Researchers at Meta’s Fundamental AI Research (FAIR) group have trained an artificial-intelligence system that can propose Lyapunov functions, the mathematical “energy maps” used to prove whether a dynamic system will stay stable over time. For more than 130 years, mathematicians have lacked a general way to find these functions, leaving problems such as the famous three-body question beyond analytical reach.
Instead of hand-coding rules, the team generated millions of random examples where both the dynamical system and a valid Lyapunov function are known. A large sequence-to-sequence transformer was then taught to “translate” a new system directly into a candidate stability function. In benchmark tests the model outperformed specialist algorithms and human experts, and even discovered Lyapunov functions for non-polynomial systems that previously had none.
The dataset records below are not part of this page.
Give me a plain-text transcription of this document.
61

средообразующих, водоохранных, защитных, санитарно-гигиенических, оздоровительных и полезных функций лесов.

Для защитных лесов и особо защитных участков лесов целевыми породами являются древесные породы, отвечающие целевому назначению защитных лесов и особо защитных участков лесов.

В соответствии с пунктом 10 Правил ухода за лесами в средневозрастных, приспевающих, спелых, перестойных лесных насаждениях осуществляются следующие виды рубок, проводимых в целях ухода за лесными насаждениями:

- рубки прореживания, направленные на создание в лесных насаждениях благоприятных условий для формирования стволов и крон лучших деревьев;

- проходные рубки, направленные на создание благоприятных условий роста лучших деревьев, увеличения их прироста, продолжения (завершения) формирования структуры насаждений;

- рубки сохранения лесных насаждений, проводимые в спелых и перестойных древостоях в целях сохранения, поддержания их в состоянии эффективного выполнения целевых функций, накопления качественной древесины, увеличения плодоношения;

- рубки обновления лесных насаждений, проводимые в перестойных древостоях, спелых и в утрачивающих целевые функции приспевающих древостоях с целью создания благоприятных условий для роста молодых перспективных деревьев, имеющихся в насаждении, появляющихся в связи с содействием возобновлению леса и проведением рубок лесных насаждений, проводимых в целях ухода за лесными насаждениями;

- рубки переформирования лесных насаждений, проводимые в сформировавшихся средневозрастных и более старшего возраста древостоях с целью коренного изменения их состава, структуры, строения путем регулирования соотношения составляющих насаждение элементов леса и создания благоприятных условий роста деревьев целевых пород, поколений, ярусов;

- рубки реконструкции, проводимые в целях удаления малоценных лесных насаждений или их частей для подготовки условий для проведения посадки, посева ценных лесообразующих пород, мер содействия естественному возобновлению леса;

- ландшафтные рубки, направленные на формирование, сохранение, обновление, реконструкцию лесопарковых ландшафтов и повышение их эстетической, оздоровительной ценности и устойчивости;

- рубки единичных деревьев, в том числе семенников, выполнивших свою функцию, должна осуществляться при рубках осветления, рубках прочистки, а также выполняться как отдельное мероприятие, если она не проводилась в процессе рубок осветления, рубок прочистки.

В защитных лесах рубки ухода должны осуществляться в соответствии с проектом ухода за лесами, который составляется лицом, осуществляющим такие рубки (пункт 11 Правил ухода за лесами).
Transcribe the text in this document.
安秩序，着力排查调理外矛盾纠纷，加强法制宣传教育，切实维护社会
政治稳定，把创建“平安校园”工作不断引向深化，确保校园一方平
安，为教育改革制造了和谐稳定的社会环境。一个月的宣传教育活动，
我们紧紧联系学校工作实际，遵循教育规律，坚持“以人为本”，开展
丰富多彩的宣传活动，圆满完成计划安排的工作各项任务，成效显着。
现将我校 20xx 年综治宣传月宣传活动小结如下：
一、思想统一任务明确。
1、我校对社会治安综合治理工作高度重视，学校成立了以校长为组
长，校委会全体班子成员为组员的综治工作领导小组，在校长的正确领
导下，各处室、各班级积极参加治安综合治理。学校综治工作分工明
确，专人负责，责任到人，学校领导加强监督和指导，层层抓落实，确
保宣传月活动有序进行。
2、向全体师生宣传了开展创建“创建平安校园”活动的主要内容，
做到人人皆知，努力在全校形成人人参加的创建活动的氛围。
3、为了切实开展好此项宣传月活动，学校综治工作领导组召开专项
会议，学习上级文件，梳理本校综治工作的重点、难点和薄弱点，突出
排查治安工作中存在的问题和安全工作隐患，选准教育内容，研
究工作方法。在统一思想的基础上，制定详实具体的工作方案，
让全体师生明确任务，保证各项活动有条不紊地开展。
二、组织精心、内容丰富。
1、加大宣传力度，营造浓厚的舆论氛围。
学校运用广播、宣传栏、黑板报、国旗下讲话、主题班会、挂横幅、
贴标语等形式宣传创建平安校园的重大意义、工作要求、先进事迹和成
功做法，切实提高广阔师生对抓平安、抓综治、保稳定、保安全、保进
The breakthrough matters because Lyapunov proofs underpin safety guarantees everywhere from spacecraft trajectories and power-grid control to robotic balance. An automated tool that can suggest workable functions gives mathematicians and engineers a starting point they can rigorously verify. Meta emphasises that human checking is still essential: the AI proposes explicit formulas, but formal proof steps must be confirmed manually or by computer algebra.
Beyond this result, the work is a demonstration that language-model architectures trained on synthetic data can tackle open mathematical questions, hinting at a new workflow where machines generate plausible solutions and humans supply the final proof.